The sum of the length, breadth and height of a cuboid is 22 cm, and the length of its space diagonal is 14 cm. What is the total surface area (in square cm) of the cuboid?

Introduction / Context:
This problem uses algebraic identities related to a cuboid. You are given the sum of its three dimensions and the length of its space diagonal. From this, you must deduce the total surface area. It checks your ability to connect geometric formulas with algebraic identities.

Given Data / Assumptions:

• Let the length, breadth and height of the cuboid be l, b and h (in cm).
• l + b + h = 22 cm.
• The space diagonal d satisfies d^2 = l^2 + b^2 + h^2 and we are told d = 14 cm.
• So l^2 + b^2 + h^2 = 14^2 = 196.
• We assume a standard right angled cuboid (rectangular box).
• We want the total surface area S = 2(lb + bh + hl).

Concept / Approach:
The key algebraic identity is: (l + b + h)^2 = l^2 + b^2 + h^2 + 2(lb + bh + hl) We already know the left side and l^2 + b^2 + h^2, so we can solve for lb + bh + hl. Once that sum is known, we multiply by 2 to get the surface area of the cuboid.

Step-by-Step Solution:
Step 1: Square the sum of dimensions: (l + b + h)^2 = 22^2 = 484. Step 2: Use the identity (l + b + h)^2 = l^2 + b^2 + h^2 + 2(lb + bh + hl). Step 3: Substitute l^2 + b^2 + h^2 = 196 into the identity. Step 4: So 484 = 196 + 2(lb + bh + hl). Step 5: Rearrange to find 2(lb + bh + hl) = 484 − 196 = 288. Step 6: The total surface area S of the cuboid is S = 2(lb + bh + hl) = 288 sq cm.

Verification / Alternative check:
Note that we did not need individual values of l, b and h. The combination of sum of squares and sum of dimensions is sufficient to determine 2(lb + bh + hl) uniquely. This shows that the surface area is fixed by the given data. No contradiction appears in the calculations, and all steps smoothly follow from standard identities, so 288 sq cm is reliable.

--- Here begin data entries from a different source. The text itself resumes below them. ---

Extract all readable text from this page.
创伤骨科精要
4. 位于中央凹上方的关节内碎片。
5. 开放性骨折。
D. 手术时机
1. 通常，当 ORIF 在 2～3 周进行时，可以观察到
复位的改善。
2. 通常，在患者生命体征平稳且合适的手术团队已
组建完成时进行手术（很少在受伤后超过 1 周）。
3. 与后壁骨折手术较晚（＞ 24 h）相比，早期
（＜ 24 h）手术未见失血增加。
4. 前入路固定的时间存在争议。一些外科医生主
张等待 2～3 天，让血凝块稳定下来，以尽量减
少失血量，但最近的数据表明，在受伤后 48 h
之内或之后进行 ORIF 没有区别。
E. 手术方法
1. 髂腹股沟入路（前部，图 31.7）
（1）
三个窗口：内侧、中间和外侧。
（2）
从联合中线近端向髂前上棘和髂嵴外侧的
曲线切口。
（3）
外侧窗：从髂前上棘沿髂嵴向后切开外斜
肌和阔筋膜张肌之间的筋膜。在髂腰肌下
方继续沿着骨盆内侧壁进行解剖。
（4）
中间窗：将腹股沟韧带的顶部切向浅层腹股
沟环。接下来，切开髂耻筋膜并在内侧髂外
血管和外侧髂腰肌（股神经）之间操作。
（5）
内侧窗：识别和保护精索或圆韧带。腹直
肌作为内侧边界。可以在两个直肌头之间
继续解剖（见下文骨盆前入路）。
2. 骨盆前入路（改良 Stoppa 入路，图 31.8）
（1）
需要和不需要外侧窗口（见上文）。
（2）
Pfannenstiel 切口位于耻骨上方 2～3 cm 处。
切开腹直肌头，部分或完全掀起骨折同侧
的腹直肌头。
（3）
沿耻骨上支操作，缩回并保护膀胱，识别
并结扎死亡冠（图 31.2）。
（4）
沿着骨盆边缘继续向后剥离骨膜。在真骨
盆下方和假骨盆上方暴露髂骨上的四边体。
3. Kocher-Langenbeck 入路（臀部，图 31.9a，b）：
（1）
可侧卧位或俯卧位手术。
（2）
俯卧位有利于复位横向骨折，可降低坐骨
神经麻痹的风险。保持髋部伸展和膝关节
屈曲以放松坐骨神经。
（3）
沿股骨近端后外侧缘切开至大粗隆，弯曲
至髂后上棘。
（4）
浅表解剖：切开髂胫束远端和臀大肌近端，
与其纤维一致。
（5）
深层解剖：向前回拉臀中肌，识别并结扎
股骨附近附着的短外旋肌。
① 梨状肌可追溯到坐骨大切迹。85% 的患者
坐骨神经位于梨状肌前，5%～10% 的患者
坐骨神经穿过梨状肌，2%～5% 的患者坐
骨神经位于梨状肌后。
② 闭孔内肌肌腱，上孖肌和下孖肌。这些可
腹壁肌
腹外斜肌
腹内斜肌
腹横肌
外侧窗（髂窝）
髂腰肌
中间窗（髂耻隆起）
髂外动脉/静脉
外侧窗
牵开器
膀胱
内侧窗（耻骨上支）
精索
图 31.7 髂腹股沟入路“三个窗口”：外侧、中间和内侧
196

Why Other Options Are Wrong:
216 sq cm and 144 sq cm: These would correspond to smaller values of lb + bh + hl, which contradict the computed value 144 (since 2 times that gives 288).
Cannot be determined from the given information: This is incorrect because the identity involving the sum of dimensions and sum of squares is enough to fix the surface area uniquely.
200 sq cm: This is not supported by any consistent algebraic manipulation of the given data.

Common Pitfalls:
Students sometimes try to assume specific integer values for l, b and h, which is unnecessary and may lead to trial and error. Another error is forgetting the algebraic identity and thinking that surface area cannot be determined. Miscomputing 22^2 or 14^2, or making sign errors while rearranging, can also produce wrong answers. Keeping the identity clearly in mind avoids these mistakes.

Final Answer:
The total surface area of the cuboid is 288 sq cm.